Although I have visited many museums around the world and have visited impressive libraries such as J.P.Morgan’s private collection in New York City, the New York City Library, and the Library of Congress in Washington, D.C., I was not prepared for the emotional response I had visiting the Long Room at the Library of Trinity College in Dublin, Ireland.

I was in this interesting city to speak at the William Glasser European Conference on the topic, “Using Glasser, Covey, Deming, McGregor, and Maslow to Promote Responsible Behavior and Learning.” The presentation was on my article published in the Fall 2004 issue of the INTERNATIONAL JOURNAL OF REALITY THERAPY. Reality Therapy is the name of the pioneering work by William Glasser.

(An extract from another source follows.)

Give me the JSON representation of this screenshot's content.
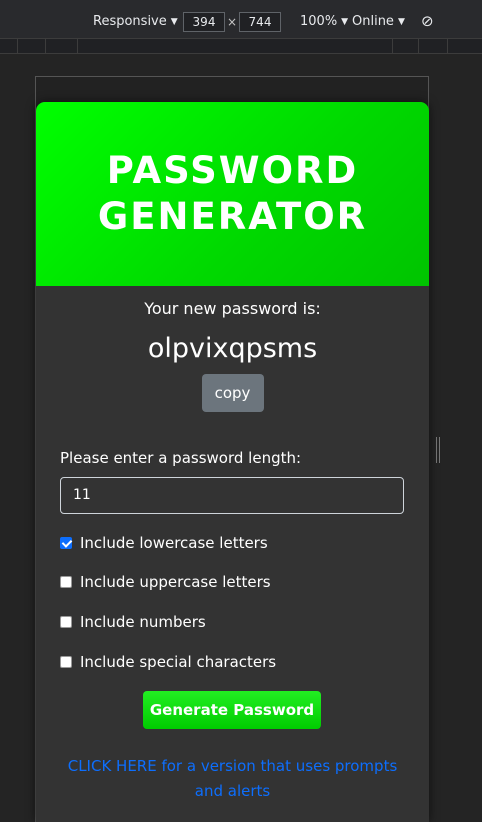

The psychology profession categorizes his approach as cognitive psychology—a type of therapy that is becoming increasingly popular.

Dr. Glasser, a psychiatrist by training, has had a significant impact on education starting with his book, SCHOOLS WITHOUT FAILURE. He took his counseling approach to schools in the form of classroom meetings. A few fundamental characteristics of Dr. Glasser’s approach—which are also a foundation to my discipline and learning system—are:
(1) noncoercion,
(2) taking responsibility for one’s behavior,
(3) focusing on the future—rather than spending time on the past attempting to determine the cause of behavior since the past cannot be changed, and
(4) the critical importance of good relationships.

The Long Room in the Trinity College Library is adjacent to the display of the Book of Kells. The Book of Kells contains a magnificently illuminated Latin manuscript of the four gospels produced by monks on the Island of Iona off the west coast of Scotland and sent to Dublin early in the 8th century when Vikings invaded the island. Trinity College itself was founded by charter of Queen Elizabeth in 1592 to establish a Protestant institution of higher learning in Ireland.

The Long Room runs to 65 metres in length (almost 3/4 of an American football field) with two floors of stacks, each 20 shelves high. No description could do justice to my experience of seeing so many thousands of books, many hundreds of years old. Much of the American heritage has its origin in the souls of these books. Perhaps my study of Irish, Scottish, and English migrations to the U.S. Colonies made this particular visit so meaningful to me. But if you ever visit Dublin, treat yourself to spending time at the University of Dublin’s Trinity College Library.